En los Cuadernos de letra pequeña José Jiménez Lozano anota esta cita del escritor Paul Gadenne: «El mundo de las plantas —sobre todo de las plantas silvestres— es el mundo de la inocencia, y tenemos necesidad de ese mundo». Regresar a la inocencia, antes de que sea demasiado tarde. Regresar, nombrarla. Afirmar su necesidad —en voz muy baja, eso sí— en medio del discurrir cotidiano, a través de los días con frecuencia manchados por tanta vulgaridad, por trajines embrutecedores que no nos llevan a ninguna parte. Oculto en alguno de los pliegues de nuestra conciencia puede que haya algo que se rebele contra ese estado de cosas. Puede. Cierta tarde, sentado frente a unos juncos que difunden su olor, Jiménez Lozano consigna la frase de Gadenn, rebosante de hondura y de sencillez ejemplares, y a continuación escribe en su diario: «Tenemos que conservar la alegría de los adentros y de estar vivos».

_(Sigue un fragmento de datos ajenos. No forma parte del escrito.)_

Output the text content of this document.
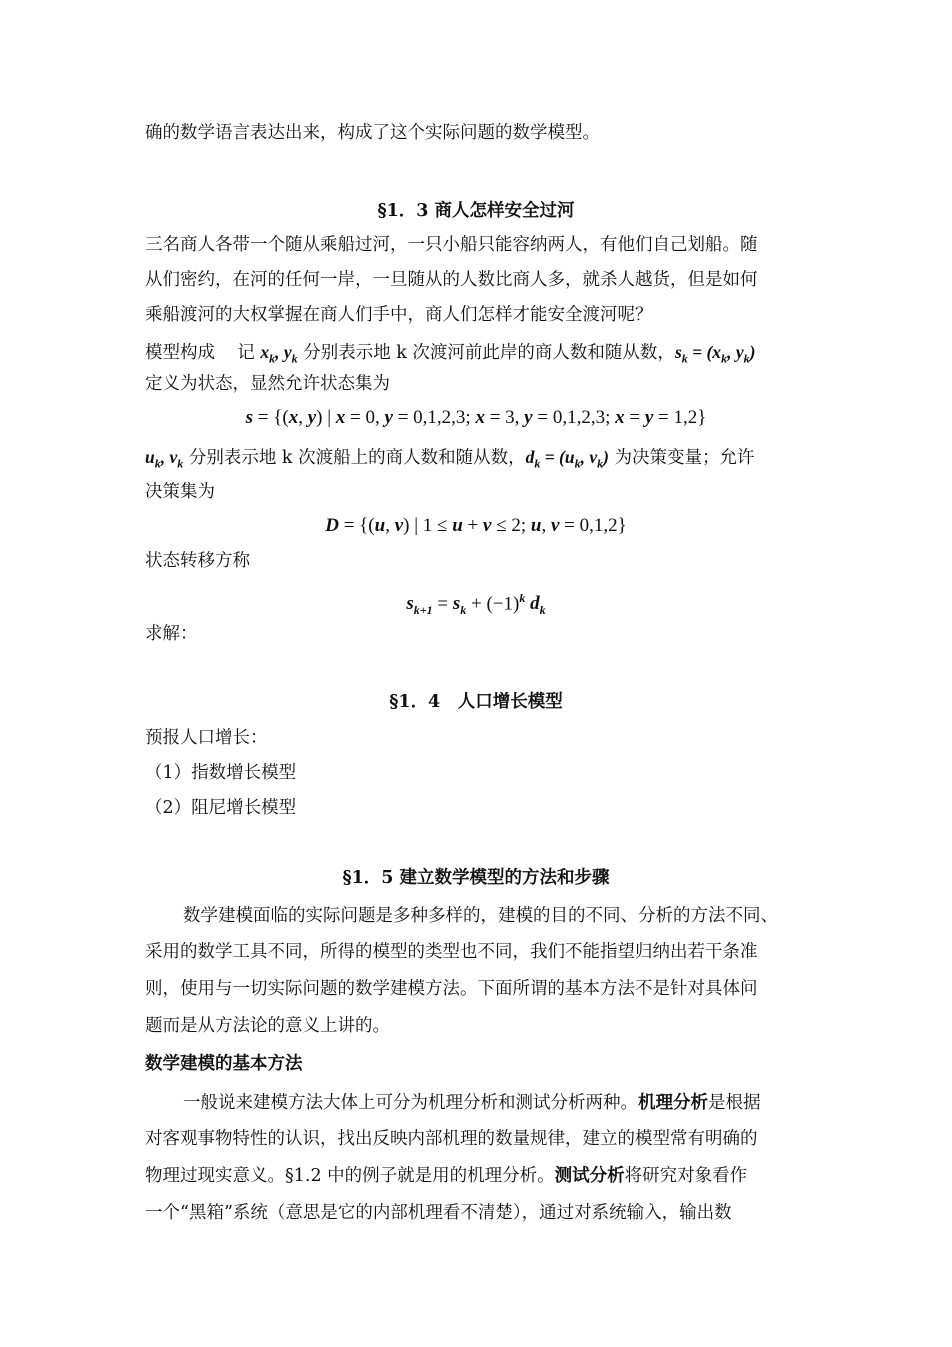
确的数学语言表达出来，构成了这个实际问题的数学模型。
§1．3 商人怎样安全过河
三名商人各带一个随从乘船过河，一只小船只能容纳两人，有他们自己划船。随
从们密约，在河的任何一岸，一旦随从的人数比商人多，就杀人越货，但是如何
乘船渡河的大权掌握在商人们手中，商人们怎样才能安全渡河呢？
模型构成 记 $x_k$, $y_k$ 分别表示地 k 次渡河前此岸的商人数和随从数，$s_k = (x_k$, $y_k$)
定义为状态，显然允许状态集为
s = {(x, y) | x = 0, y = 0,1,2,3; x = 3, y = 0,1,2,3; x = y = 1,2}
$u_k$, $v_k$ 分别表示地 k 次渡船上的商人数和随从数，$d_k = (u_k$, $v_k$) 为决策变量；允许
决策集为
D = {(u, v) | 1 ≤ u + v ≤ 2; u, v = 0,1,2}
状态转移方称
$s_{k+1} = s_k + (-1)^k$ $d_k$
求解：
§1．4　人口增长模型
预报人口增长：
（1）指数增长模型
（2）阻尼增长模型
§1．5 建立数学模型的方法和步骤
数学建模面临的实际问题是多种多样的，建模的目的不同、分析的方法不同、
采用的数学工具不同，所得的模型的类型也不同，我们不能指望归纳出若干条准
则，使用与一切实际问题的数学建模方法。下面所谓的基本方法不是针对具体问
题而是从方法论的意义上讲的。
数学建模的基本方法
一般说来建模方法大体上可分为机理分析和测试分析两种。机理分析是根据
对客观事物特性的认识，找出反映内部机理的数量规律，建立的模型常有明确的
物理过现实意义。§1.2 中的例子就是用的机理分析。测试分析将研究对象看作
一个“黑箱”系统（意思是它的内部机理看不清楚），通过对系统输入，输出数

¿Inocencia a pesar de las atrocidades imperantes, y de ese tono burdo y rastrero, aniquilador de lo humano, que parece ser el propio de la vida pública y de la caterva de personajes que pululan por ella a sus anchas? ¿Alegría pese al estercolero de la televisión, a la rebaja de los ideales sociales y políticos, a la degradación del sentido de la civilidad en que debería fundarse toda convivencia digna? ¿No sería mejor recubrirse de una costra de cisnismo y mostrarnos insensibles ante la deslumbrante simplicidad de las cosas que verdaderamente importan? ¿No nos ahorraríamos de ese modo sufrimientos, las burlas que se abaten sobre aquellos que, un tanto ingenuamente, se manifiestan dispuestos a dar acogida, en lo más recóndito de sí mismos, a esos testimonios ínfimos de la realidad donde tal vez se hallen cifrados ciertos resplandores de lo eterno?
Puede que así fuera. Pero sólo pensar en la clase de vida que llevaríamos entonces es algo que produce rechazo. Renunciar a todo vestigio de nobleza en aras de una mejor acomodación al espíritu de nuestro tiempo nos condenaría a languidecer en una ciénaga. Pensemos en ello la próxima vez que nos asalte la tentación del sarcasmo. Envilecidos, incapaces de reconocer el valor de la cosas esenciales, todo cuanto pudiera salir de nocotros nacería ya muerto, contaminado por un aliento de náusea y desolación. Por eso Jiménez Lozano nos advierte sobre la necesidad de sortear esa caída en el fango, sabedor, además, de que lo difícil que resulta dejar de incurrir en ese error cuando la dinámica de la vida diaria nos arrastra con tanta asiduidad hacia ello.
Pero hay siempre alguna oportunidad para redimirse. Tal y como la literatura y el arte serios nos recuerdan, el lugar de la liberación está muy próximo: en el interior de cada uno; en el centro de esa región secreta y transparente donde la alegría de vivir arraiga incontenible y la inocencia germina al calor de una luz que no se extingue nunca.